Потом родился еще один монстр. Старые Они приказали бросить его в море с утеса. Мы отнесли младенца на утес, нас было несколько. Мы не хотели убивать младенца. Мы знали, что волны убьют его. Все мы плаваем как рыбы, нам хорошо в воде, но маленьких приходится учить. И мы плакали, и младенец плакал, Старых Их с нами не было, и мы начали спорить. Мы ненавидели монстров, знали, что монстры живут за холмами… Послушай, зачем ты сердишься, ты же просил меня рассказать, как все было? Может, если бы в вашем племени рождались мы, вы бы тоже думали, что мы монстры, потому что мы не такие, как вы?

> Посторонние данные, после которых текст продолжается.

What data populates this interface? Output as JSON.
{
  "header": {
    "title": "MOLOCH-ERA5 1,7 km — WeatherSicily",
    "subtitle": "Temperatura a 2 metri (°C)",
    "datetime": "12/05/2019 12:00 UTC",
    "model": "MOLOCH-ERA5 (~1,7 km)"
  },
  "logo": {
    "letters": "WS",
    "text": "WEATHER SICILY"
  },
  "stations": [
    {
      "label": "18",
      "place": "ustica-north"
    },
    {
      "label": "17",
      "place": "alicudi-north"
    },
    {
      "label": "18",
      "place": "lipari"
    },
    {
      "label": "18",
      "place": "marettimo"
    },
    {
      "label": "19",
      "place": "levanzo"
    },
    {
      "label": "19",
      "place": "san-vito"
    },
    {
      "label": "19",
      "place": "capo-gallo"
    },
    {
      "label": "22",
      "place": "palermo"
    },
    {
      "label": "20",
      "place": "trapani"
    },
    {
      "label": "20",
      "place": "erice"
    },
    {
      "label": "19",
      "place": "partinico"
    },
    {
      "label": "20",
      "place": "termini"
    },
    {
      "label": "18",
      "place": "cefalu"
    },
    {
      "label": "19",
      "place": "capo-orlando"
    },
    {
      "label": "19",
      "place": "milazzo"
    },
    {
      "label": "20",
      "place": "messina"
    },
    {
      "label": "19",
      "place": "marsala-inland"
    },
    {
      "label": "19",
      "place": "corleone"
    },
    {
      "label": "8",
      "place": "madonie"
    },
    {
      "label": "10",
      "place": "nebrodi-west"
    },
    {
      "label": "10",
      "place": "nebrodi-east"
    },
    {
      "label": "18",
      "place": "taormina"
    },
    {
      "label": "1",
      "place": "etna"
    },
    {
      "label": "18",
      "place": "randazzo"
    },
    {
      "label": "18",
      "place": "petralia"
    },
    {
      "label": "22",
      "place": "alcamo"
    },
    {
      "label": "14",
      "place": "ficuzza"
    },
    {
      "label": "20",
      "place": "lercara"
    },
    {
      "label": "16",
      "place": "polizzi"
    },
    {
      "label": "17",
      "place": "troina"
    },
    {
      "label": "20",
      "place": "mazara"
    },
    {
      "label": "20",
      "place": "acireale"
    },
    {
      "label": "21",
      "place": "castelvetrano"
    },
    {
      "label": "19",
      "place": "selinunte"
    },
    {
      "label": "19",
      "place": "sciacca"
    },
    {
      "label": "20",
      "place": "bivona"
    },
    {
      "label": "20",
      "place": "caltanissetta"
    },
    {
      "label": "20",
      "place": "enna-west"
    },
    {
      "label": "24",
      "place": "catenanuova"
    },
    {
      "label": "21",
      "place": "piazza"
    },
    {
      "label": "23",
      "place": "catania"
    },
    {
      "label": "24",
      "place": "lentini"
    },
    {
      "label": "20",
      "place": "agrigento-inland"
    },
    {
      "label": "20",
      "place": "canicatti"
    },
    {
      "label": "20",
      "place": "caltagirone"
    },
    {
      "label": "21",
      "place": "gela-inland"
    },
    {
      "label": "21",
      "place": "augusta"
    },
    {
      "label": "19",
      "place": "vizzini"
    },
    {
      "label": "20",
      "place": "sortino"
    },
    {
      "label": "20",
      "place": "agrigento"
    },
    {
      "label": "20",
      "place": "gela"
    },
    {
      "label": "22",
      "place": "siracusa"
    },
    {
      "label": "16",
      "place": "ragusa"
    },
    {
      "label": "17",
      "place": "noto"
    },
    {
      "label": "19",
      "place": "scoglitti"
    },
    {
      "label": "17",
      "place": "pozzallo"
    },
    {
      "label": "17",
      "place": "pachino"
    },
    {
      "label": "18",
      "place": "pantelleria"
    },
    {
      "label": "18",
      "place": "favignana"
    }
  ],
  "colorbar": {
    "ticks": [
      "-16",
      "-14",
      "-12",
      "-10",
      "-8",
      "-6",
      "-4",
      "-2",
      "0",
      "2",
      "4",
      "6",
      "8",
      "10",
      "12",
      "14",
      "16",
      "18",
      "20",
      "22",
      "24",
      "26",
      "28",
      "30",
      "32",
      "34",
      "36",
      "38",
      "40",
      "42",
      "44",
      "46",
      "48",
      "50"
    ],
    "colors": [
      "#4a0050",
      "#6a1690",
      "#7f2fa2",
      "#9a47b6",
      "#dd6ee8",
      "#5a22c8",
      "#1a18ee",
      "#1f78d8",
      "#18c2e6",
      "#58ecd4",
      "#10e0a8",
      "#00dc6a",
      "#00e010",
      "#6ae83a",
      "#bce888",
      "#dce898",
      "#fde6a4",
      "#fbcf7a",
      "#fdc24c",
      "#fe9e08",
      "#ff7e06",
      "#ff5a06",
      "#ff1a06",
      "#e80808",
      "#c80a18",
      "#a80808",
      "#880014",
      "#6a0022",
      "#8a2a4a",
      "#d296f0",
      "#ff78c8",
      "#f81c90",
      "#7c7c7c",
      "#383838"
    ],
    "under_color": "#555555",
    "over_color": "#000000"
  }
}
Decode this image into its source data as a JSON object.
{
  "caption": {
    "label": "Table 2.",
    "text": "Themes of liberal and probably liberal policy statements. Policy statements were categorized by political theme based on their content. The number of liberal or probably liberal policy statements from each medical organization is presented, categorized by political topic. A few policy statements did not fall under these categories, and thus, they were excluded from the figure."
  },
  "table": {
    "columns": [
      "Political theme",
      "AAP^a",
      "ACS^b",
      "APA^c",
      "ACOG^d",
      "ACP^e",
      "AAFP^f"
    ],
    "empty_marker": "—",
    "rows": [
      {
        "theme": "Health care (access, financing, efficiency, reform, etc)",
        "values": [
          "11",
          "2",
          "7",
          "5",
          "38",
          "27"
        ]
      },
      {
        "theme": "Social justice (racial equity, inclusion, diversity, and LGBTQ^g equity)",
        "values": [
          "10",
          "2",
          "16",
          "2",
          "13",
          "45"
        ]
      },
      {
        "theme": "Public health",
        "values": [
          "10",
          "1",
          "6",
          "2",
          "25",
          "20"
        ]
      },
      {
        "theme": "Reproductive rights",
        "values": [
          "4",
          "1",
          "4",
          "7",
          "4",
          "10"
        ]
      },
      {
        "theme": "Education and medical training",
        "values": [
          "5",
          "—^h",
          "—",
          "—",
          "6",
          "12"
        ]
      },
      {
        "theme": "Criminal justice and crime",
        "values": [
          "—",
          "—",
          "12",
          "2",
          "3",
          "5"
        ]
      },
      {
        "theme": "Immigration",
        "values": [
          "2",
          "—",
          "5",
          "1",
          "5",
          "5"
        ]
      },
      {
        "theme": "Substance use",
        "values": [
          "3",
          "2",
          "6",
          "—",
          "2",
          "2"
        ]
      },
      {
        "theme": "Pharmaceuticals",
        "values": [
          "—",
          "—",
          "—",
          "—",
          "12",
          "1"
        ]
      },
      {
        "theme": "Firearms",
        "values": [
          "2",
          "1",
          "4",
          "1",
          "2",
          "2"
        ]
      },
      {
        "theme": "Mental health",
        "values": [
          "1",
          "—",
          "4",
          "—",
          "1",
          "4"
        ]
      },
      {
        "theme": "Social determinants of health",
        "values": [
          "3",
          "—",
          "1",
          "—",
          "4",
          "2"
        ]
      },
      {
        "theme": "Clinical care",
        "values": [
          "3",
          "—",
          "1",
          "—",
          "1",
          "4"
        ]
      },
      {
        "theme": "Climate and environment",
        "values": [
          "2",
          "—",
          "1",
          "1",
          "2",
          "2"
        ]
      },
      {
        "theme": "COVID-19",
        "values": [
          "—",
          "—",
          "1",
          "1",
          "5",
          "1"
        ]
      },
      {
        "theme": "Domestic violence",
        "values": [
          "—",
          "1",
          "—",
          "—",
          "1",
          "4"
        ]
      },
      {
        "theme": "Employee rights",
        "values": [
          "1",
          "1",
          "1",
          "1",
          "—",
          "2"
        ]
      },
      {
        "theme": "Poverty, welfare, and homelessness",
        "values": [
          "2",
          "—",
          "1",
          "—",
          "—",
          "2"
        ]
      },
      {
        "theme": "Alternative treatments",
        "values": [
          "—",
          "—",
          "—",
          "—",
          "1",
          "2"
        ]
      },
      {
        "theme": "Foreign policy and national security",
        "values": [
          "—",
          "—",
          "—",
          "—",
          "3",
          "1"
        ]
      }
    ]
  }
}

Да, я знаю, что вы не можете рожать, только мы можем рожать. И вы нас презираете, да-да, презираете, но без нас не было бы монстров, никого вообще не было бы без нас. Вы задумывались когда-нибудь над этим? Из нас получаются все: люди и монстры. Что случилось бы, если бы нас не было?
Мы стояли на утесе, младенец-монстр кричал, и над нами появился парящий орел. Страшно нам стало, потому что орлы большие и сильные, они легко могут унести и взрослого, не слишком жирного. Мог этот орел и сбить нас крыльями с утеса, одну за другой, мы бы упали и разбились о скалы. Но орел просто схватил ребенка и унес его в направлении Орлиных холмов.
Мы не знали, что делать. Мы боялись рассказать о том, что случилось, Старым Им. Я не помню, чтобы кто-то упоминал о страхе до этого случая.
Потом началось другое время. Когда рождался монстр, родившая притворялась, что сбросила его в волны, а сама уходила туда, где ее никто не мог увидеть, где ребенок криком привлекал орла. Она опускала ребенка на скалу и дожидалась в сторонке, когда орел уносил его. Тогда уже монстров и нас рождалось поровну.
Ты никогда не задумывался, зачем тебе соски на этом ровном месте, где у нормального человека должна быть грудь? У тебя есть соски, но нет груди, твои соски ни на что не годятся, ты не можешь никого ими выкормить.
Конечно, ты об этом думал, потому что вы всегда все замечаете и всегда задаете много вопросов. Всегда ли только получаете ответы?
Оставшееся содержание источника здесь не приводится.